Three major results end up shaping the adult from mom’s start up. All develop simultaneously. I separate then for simplicity.
Character as shaped before puberty based on the values and standards inculcated by mom. The more that moral and religious guidance prompts mom in her teachings, the stronger and more reliable is the character of the child-turned-adult. The need for mom to lead by example can’t be overstated. (Ditto for father in order to justify mom’s legitimacy in matters of authority.)
Self-development as shaped before puberty by the child and his self-interest, self-confidence, determination, and ambition while he associates with his parents, siblings, teachers, and peers. A child exercises his free will to the extent of his desire and willingness of others to accept how, who, and what he wants to be now and later. The more prominent his desire and behavior to be like adults rather than tweens or teens, the better the job mom is doing by imparting values, standards, and her subliminal expectations.
NOTE: Kids are hardwired to be different from everyone else, both personality- and character-wise. Parents’ behavior expectations such as “why can’t you be more like (sibling)” are more damaging than productive.

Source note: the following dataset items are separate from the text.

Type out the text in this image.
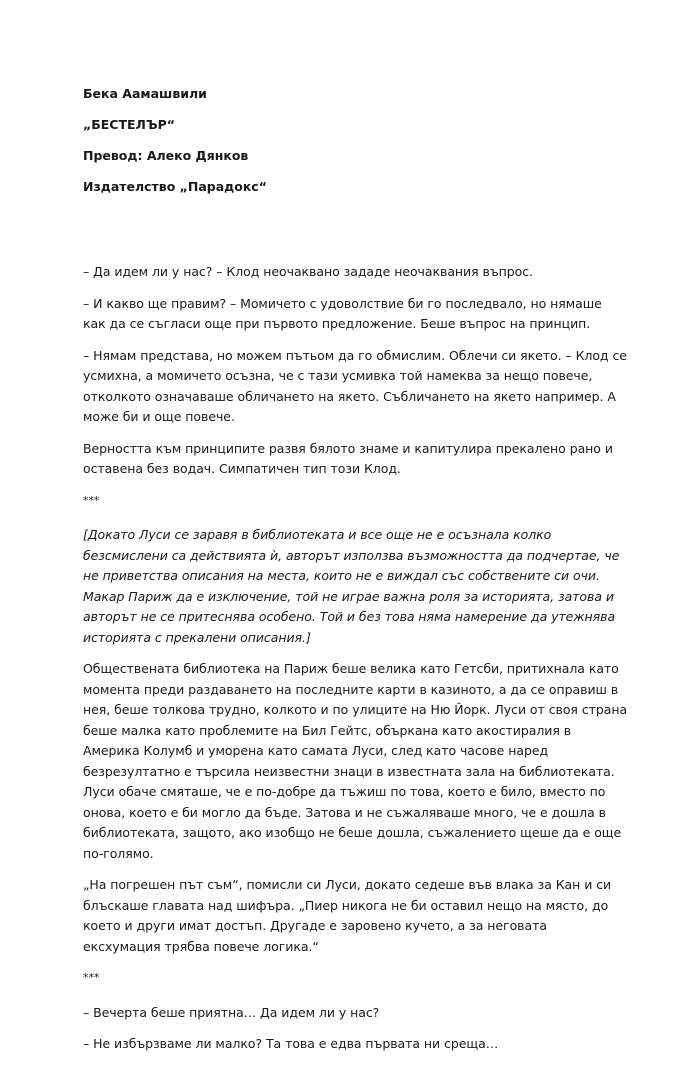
Бека Аамашвили

„БЕСТЕЛЪР“

Превод: Алеко Дянков

Издателство „Парадокс“

– Да идем ли у нас? – Клод неочаквано зададе неочаквания въпрос.

– И какво ще правим? – Момичето с удоволствие би го последвало, но нямаше как да се съгласи още при първото предложение. Беше въпрос на принцип.

– Нямам представа, но можем пътьом да го обмислим. Облечи си якето. – Клод се усмихна, а момичето осъзна, че с тази усмивка той намеква за нещо повече, отколкото означаваше обличането на якето. Събличането на якето например. А може би и още повече.

Верността към принципите развя бялото знаме и капитулира прекалено рано и оставена без водач. Симпатичен тип този Клод.

***

[Докато Луси се заравя в библиотеката и все още не е осъзнала колко безсмислени са действията ѝ, авторът използва възможността да подчертае, че не приветства описания на места, които не е виждал със собствените си очи. Макар Париж да е изключение, той не играе важна роля за историята, затова и авторът не се притеснява особено. Той и без това няма намерение да утежнява историята с прекалени описания.]

Обществената библиотека на Париж беше велика като Гетсби, притихнала като момента преди раздаването на последните карти в казиното, а да се оправиш в нея, беше толкова трудно, колкото и по улиците на Ню Йорк. Луси от своя страна беше малка като проблемите на Бил Гейтс, объркана като акостиралия в Америка Колумб и уморена като самата Луси, след като часове наред безрезултатно е търсила неизвестни знаци в известната зала на библиотеката. Луси обаче смяташе, че е по-добре да тъжиш по това, което е било, вместо по онова, което е би могло да бъде. Затова и не съжаляваше много, че е дошла в библиотеката, защото, ако изобщо не беше дошла, съжалението щеше да е още по-голямо.

„На погрешен път съм“, помисли си Луси, докато седеше във влака за Кан и си блъскаше главата над шифъра. „Пиер никога не би оставил нещо на място, до което и други имат достъп. Другаде е заровено кучето, а за неговата ексхумация трябва повече логика.“

***

– Вечерта беше приятна… Да идем ли у нас?

– Не избързваме ли малко? Та това е едва първата ни среща…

Such comparison comments convince a child they are inadequate, which can follow for life.
Personality as shaped into final form after puberty by associating and seeking success with peers. Accepting and adopting peer values and expectations works as if a vacuum. The stronger the character developed with mom’s earlier guidance, the less the vacuum effect and greater the natural resistance to teen peer pressures and expectations. The weaker a child’s adult-like character, then the more prone to accepting and adopting adolescent and adult-unfriendly behaviors, and the more likely he becomes an adultolescent—permanently frayed around the edges of his behavior: physical adult but mental adolescent.
Consequently, the hand that rocks the cradle rocks the world and as women go so goes society—but as mothers go is a more precise statement. MLaRowe has it right.

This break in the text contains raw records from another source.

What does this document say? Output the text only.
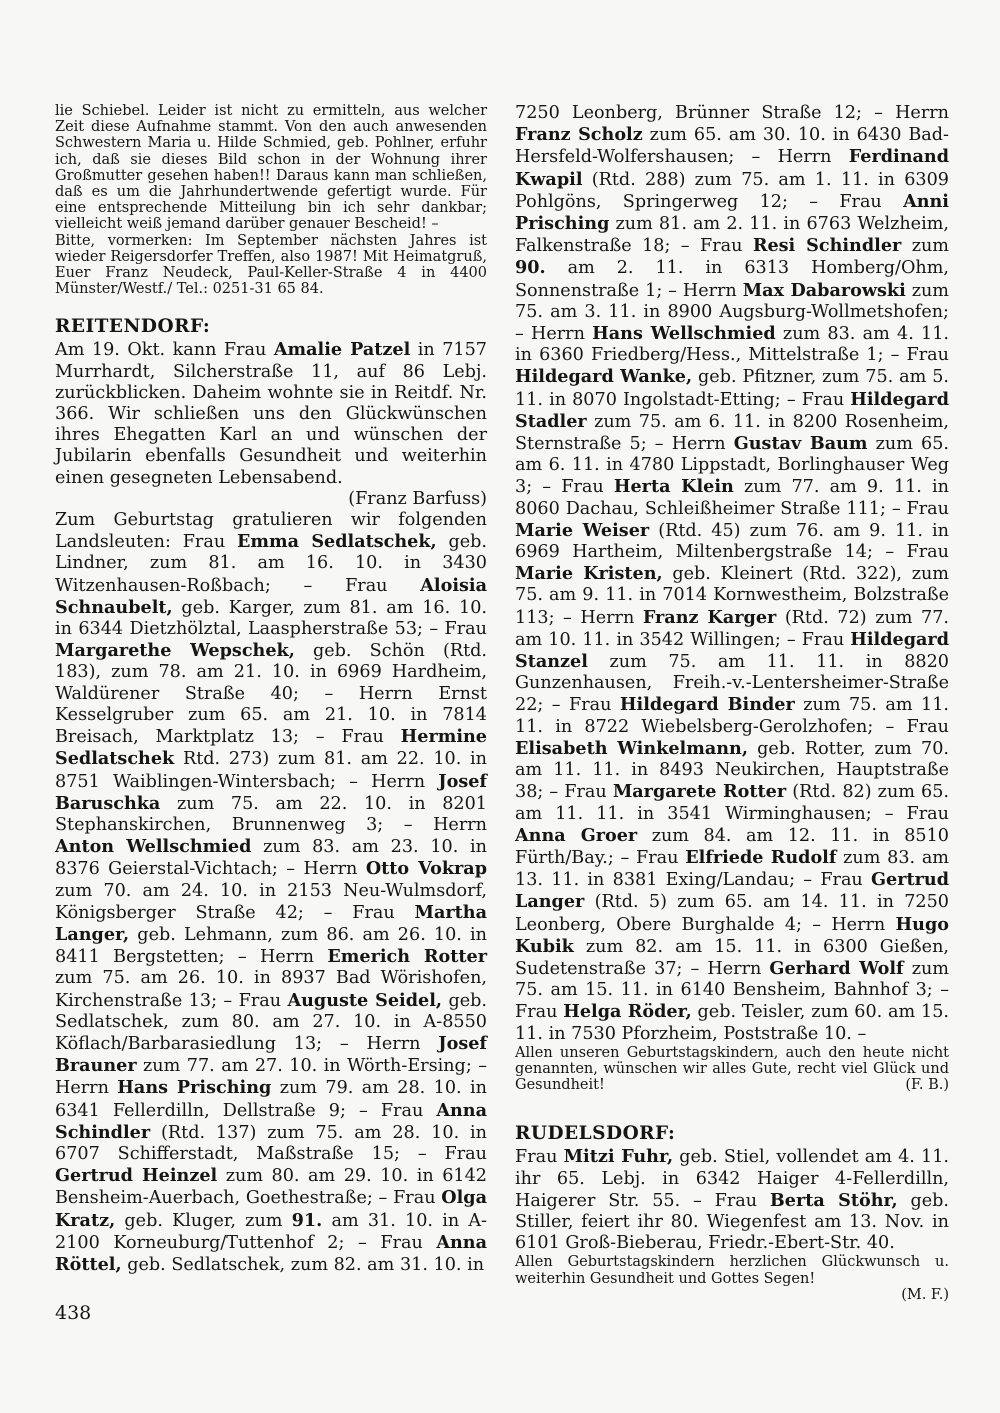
lie Schiebel. Leider ist nicht zu ermitteln, aus welcher Zeit diese Aufnahme stammt. Von den auch anwesenden Schwestern Maria u. Hilde Schmied, geb. Pohlner, erfuhr ich, daß sie dieses Bild schon in der Wohnung ihrer Großmutter gesehen haben!! Daraus kann man schließen, daß es um die Jahrhundertwende gefertigt wurde. Für eine entsprechende Mitteilung bin ich sehr dankbar; vielleicht weiß jemand darüber genauer Bescheid! –

Bitte, vormerken: Im September nächsten Jahres ist wieder Reigersdorfer Treffen, also 1987! Mit Heimatgruß, Euer Franz Neudeck, Paul-Keller-Straße 4 in 4400 Münster/Westf./ Tel.: 0251-31 65 84.

REITENDORF:

Am 19. Okt. kann Frau Amalie Patzel in 7157 Murrhardt, Silcherstraße 11, auf 86 Lebj. zurückblicken. Daheim wohnte sie in Reitdf. Nr. 366. Wir schließen uns den Glückwünschen ihres Ehegatten Karl an und wünschen der Jubilarin ebenfalls Gesundheit und weiterhin einen gesegneten Lebensabend.
(Franz Barfuss)

Zum Geburtstag gratulieren wir folgenden Landsleuten: Frau Emma Sedlatschek, geb. Lindner, zum 81. am 16. 10. in 3430 Witzenhausen-Roßbach; – Frau Aloisia Schnaubelt, geb. Karger, zum 81. am 16. 10. in 6344 Dietzhölztal, Laaspherstraße 53; – Frau Margarethe Wepschek, geb. Schön (Rtd. 183), zum 78. am 21. 10. in 6969 Hardheim, Waldürener Straße 40; – Herrn Ernst Kesselgruber zum 65. am 21. 10. in 7814 Breisach, Marktplatz 13; – Frau Hermine Sedlatschek Rtd. 273) zum 81. am 22. 10. in 8751 Waiblingen-Wintersbach; – Herrn Josef Baruschka zum 75. am 22. 10. in 8201 Stephanskirchen, Brunnenweg 3; – Herrn Anton Wellschmied zum 83. am 23. 10. in 8376 Geierstal-Vichtach; – Herrn Otto Vokrap zum 70. am 24. 10. in 2153 Neu-Wulmsdorf, Königsberger Straße 42; – Frau Martha Langer, geb. Lehmann, zum 86. am 26. 10. in 8411 Bergstetten; – Herrn Emerich Rotter zum 75. am 26. 10. in 8937 Bad Wörishofen, Kirchenstraße 13; – Frau Auguste Seidel, geb. Sedlatschek, zum 80. am 27. 10. in A-8550 Köflach/Barbarasiedlung 13; – Herrn Josef Brauner zum 77. am 27. 10. in Wörth-Ersing; – Herrn Hans Prisching zum 79. am 28. 10. in 6341 Fellerdilln, Dellstraße 9; – Frau Anna Schindler (Rtd. 137) zum 75. am 28. 10. in 6707 Schifferstadt, Maßstraße 15; – Frau Gertrud Heinzel zum 80. am 29. 10. in 6142 Bensheim-Auerbach, Goethestraße; – Frau Olga Kratz, geb. Kluger, zum 91. am 31. 10. in A-2100 Korneuburg/Tuttenhof 2; – Frau Anna Röttel, geb. Sedlatschek, zum 82. am 31. 10. in

7250 Leonberg, Brünner Straße 12; – Herrn Franz Scholz zum 65. am 30. 10. in 6430 Bad-Hersfeld-Wolfershausen; – Herrn Ferdinand Kwapil (Rtd. 288) zum 75. am 1. 11. in 6309 Pohlgöns, Springerweg 12; – Frau Anni Prisching zum 81. am 2. 11. in 6763 Welzheim, Falkenstraße 18; – Frau Resi Schindler zum 90. am 2. 11. in 6313 Homberg/Ohm, Sonnenstraße 1; – Herrn Max Dabarowski zum 75. am 3. 11. in 8900 Augsburg-Wollmetshofen; – Herrn Hans Wellschmied zum 83. am 4. 11. in 6360 Friedberg/Hess., Mittelstraße 1; – Frau Hildegard Wanke, geb. Pfitzner, zum 75. am 5. 11. in 8070 Ingolstadt-Etting; – Frau Hildegard Stadler zum 75. am 6. 11. in 8200 Rosenheim, Sternstraße 5; – Herrn Gustav Baum zum 65. am 6. 11. in 4780 Lippstadt, Borlinghauser Weg 3; – Frau Herta Klein zum 77. am 9. 11. in 8060 Dachau, Schleißheimer Straße 111; – Frau Marie Weiser (Rtd. 45) zum 76. am 9. 11. in 6969 Hartheim, Miltenbergstraße 14; – Frau Marie Kristen, geb. Kleinert (Rtd. 322), zum 75. am 9. 11. in 7014 Kornwestheim, Bolzstraße 113; – Herrn Franz Karger (Rtd. 72) zum 77. am 10. 11. in 3542 Willingen; – Frau Hildegard Stanzel zum 75. am 11. 11. in 8820 Gunzenhausen, Freih.-v.-Lentersheimer-Straße 22; – Frau Hildegard Binder zum 75. am 11. 11. in 8722 Wiebelsberg-Gerolzhofen; – Frau Elisabeth Winkelmann, geb. Rotter, zum 70. am 11. 11. in 8493 Neukirchen, Hauptstraße 38; – Frau Margarete Rotter (Rtd. 82) zum 65. am 11. 11. in 3541 Wirminghausen; – Frau Anna Groer zum 84. am 12. 11. in 8510 Fürth/Bay.; – Frau Elfriede Rudolf zum 83. am 13. 11. in 8381 Exing/Landau; – Frau Gertrud Langer (Rtd. 5) zum 65. am 14. 11. in 7250 Leonberg, Obere Burghalde 4; – Herrn Hugo Kubik zum 82. am 15. 11. in 6300 Gießen, Sudetenstraße 37; – Herrn Gerhard Wolf zum 75. am 15. 11. in 6140 Bensheim, Bahnhof 3; – Frau Helga Röder, geb. Teisler, zum 60. am 15. 11. in 7530 Pforzheim, Poststraße 10. –

Allen unseren Geburtstagskindern, auch den heute nicht genannten, wünschen wir alles Gute, recht viel Glück und Gesundheit!	(F. B.)

RUDELSDORF:

Frau Mitzi Fuhr, geb. Stiel, vollendet am 4. 11. ihr 65. Lebj. in 6342 Haiger 4-Fellerdilln, Haigerer Str. 55. – Frau Berta Stöhr, geb. Stiller, feiert ihr 80. Wiegenfest am 13. Nov. in 6101 Groß-Bieberau, Friedr.-Ebert-Str. 40.

Allen Geburtstagskindern herzlichen Glückwunsch u. weiterhin Gesundheit und Gottes Segen!
(M. F.)

438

OP-ED: If we should ever decide to restore the glory due to motherhood, we should start with getting rid of t-shirts over pregnant bellies. Let’s restore expectant motherhood to its high place in family and society. Put prospective mothers in unique and pretty attire, such as smocks used to do and feminine modesty amplified that pregnant-only glow on her face.
Why focus the attention on the baby before birth? It’s more proper to honor her well-earned, easily recognized, extraordinary glow over many months. She earns and should receive it. Not for delivery but for moving pleasantly forward on such a salutary achievement.
Honor expectancy first; father did it but she gets all the glory. Honor delivery second; mom did it and infant gets all the attention while mom get virtually no more except sore. So, pay it forward for mom before delivery. Attention for the infant awaits its dramatic appearance.
Mothers deserve far more respectful attention out of the rest of us than they are getting.
*Now, if we’d just learn to vote for character rather than personality, we might be able to save America and Western civilization.
**Just an aside about a mom’s sacrifice: If you’ve not seen it, try “Gifted Hands: The Ben Carson Story.”